PREDIGT
ÜBER OFFENBARUNG 21,1-7
AUS ANLASS DES 50-JÄHRIGEN JUBILÄUMS
DES GLOCKENGUSSES DER LUTHERKIRCHE IN HD-BERGHEIM
AM SONNTAG, DEN 20. NOVEMBER 2016
- LETZTER SONNTAG DES KIRCHENJAHRES -

20.11.2016
Liebe Gemeinde!
Wie gut, dass man den Himmel hören kann. In Worten der Liebe lässt er sich hören, die Menschen einander ins Ohr flüstern. In Musik lässt er sich hören, die zu Herzen geht und in uns etwas zum Klingen bringt. In der Harmonie des Singens. Im brausenden Jubel der Orgelpfeifen. Den Himmel kann man hören oder seine Nähe erahnen auch im intensiven Schweigen. Dann, wenn schwindende Kräfte einen Menschen keine Worte mehr finden lassen. Wenn wir uns heute der Menschen erinnern, die im zu Ende gehenden Kirchenjahr verstorben sind, werden sich manche an solche Situationen erinnern.

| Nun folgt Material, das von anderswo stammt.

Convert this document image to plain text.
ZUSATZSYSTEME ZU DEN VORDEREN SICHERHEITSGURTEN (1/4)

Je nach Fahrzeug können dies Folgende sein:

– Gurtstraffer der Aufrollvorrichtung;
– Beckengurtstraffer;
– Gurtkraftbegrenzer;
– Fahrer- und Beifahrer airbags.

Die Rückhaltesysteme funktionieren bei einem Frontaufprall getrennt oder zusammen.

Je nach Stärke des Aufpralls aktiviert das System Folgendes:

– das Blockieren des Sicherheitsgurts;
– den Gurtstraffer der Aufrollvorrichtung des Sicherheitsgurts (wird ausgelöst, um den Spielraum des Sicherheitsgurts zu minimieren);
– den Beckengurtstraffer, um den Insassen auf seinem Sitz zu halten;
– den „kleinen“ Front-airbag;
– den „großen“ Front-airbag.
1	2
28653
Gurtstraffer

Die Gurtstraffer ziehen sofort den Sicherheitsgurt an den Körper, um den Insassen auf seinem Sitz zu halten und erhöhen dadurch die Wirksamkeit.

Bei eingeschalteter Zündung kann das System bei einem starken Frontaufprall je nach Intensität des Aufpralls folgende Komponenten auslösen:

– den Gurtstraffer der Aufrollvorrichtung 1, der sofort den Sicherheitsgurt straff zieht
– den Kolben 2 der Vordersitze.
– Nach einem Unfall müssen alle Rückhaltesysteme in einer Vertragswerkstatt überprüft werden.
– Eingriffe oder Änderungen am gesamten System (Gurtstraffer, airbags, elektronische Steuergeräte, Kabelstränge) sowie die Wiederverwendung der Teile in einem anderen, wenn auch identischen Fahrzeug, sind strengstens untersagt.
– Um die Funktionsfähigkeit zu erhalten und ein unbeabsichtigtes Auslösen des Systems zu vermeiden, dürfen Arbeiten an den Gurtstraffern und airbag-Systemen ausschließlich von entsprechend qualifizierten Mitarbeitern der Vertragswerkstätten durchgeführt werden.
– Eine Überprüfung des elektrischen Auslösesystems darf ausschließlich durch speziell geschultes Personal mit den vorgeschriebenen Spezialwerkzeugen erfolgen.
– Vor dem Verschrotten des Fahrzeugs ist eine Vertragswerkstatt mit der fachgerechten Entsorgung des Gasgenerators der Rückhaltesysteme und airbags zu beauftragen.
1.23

Den Himmel hören, das kann ich auch, wenn das Geläut von Glocken in meine Ohren dringt. Ich liebe den Klang von Glocken. Glocken, das ist Diakonie, die man hören kann! An meine letzten beiden Wohnorte bin ich gezogen, als es in den Kirchen dort noch keine Glocken erklungen sind. Als ich gegangen bin, gab es dort beide Male ein Geläut. Und ich habe kräftig daran mitgearbeitet. Weil ich weiß: Es ist gut, wenn man den Himmel hören kann.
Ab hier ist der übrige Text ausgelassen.